Bruno Bonaz, Grenoble Institut des Neurosciences (GIN), INSERM U836, 38043 Grenoble, France

Bruno Bonaz, Clinique Universitaire d’Hépato-Gastroentérologie, CHU de Grenoble, 38043 Grenoble, France

Author contributions: Mulak A designed and wrote the paper; Bonaz B designed, wrote and reviewed the paper.

Conflict-of-interest statement: There is no conflict of interest.

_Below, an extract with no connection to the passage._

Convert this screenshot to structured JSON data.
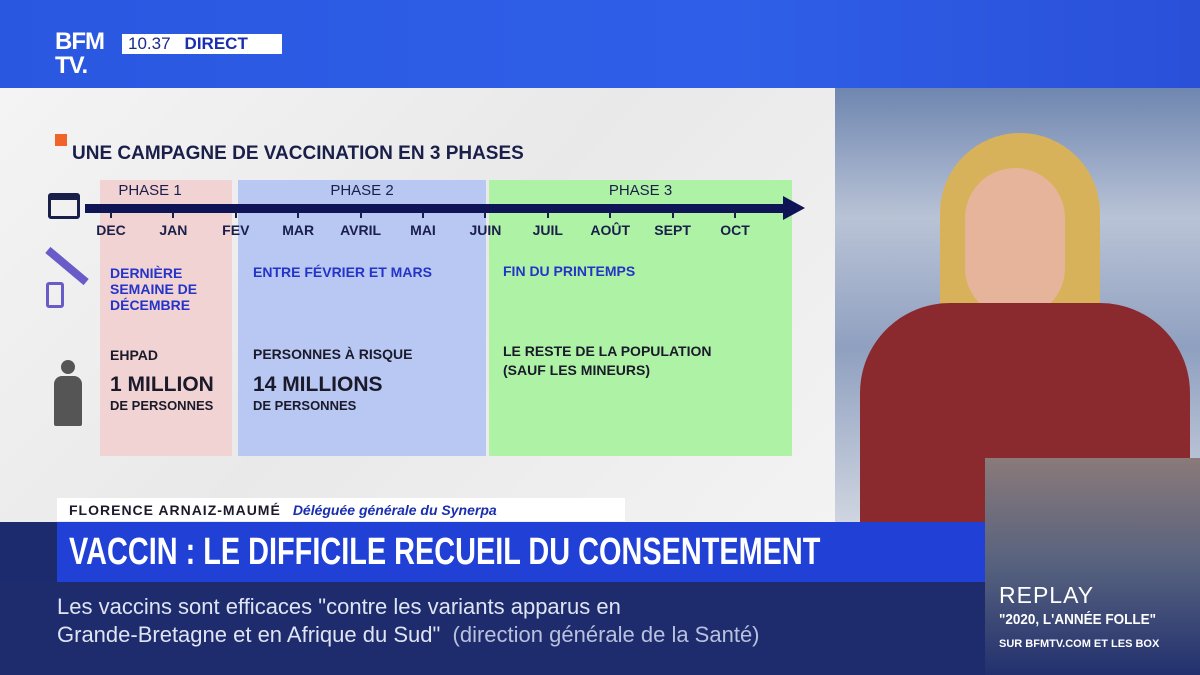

Open-Access: This article is an open-access article which was selected by an in-house editor and fully peer-reviewed by external reviewers. It is distributed in accordance with the Creative Commons Attribution Non Commercial (CC BY-NC 4.0) license, which permits others to distribute, remix, adapt, build upon this work non-commercially, and license their derivative works on different terms, provided the original work is properly cited and the use is non-commercial. See: http://creativecommons.org/licenses/by-nc/4.0/

Correspondence to: Agata Mulak, MD, PhD, Department of Gastroenterology and Hepatology, Wroclaw Medical University, Borowska 213, 50-556 Wroclaw, Poland. agata.mulak@wp.pl

Telephone: +48-71-7332120 Fax: +48-71-7332129

Received: March 2, 2015
Peer-review started: March 3, 2015
First decision: May 18, 2015
Revised: May 28, 2015
Accepted: August 31, 2015
Article in press: August 31, 2015
Published online: October 7, 2015
Processing time: 209 Days and 19.4 Hours

Core Tip

Core tip: Parkinson’s disease (PD) is characterized by alpha-synucleinopathy affecting all levels of the brain-gut axis. Both clinical and neuropathological evidences indicate that neurodegenerative changes in PD are accompanied by gastrointestinal symptoms that may precede or follow the central nervous system impairment. Dysregulation of the brain-gut-microbiota axis may significantly contribute to the pathogenesis of PD. The gut seems to play a critical role in the pathophysiology of PD representing a rout of entry for a putative environmental factor to initiate the pathological process. The close relationship between gut dysbiosis, intestinal permeability and neurological dysfunction suggests that the gut microbiota modification may provide a promising therapeutic option in PD.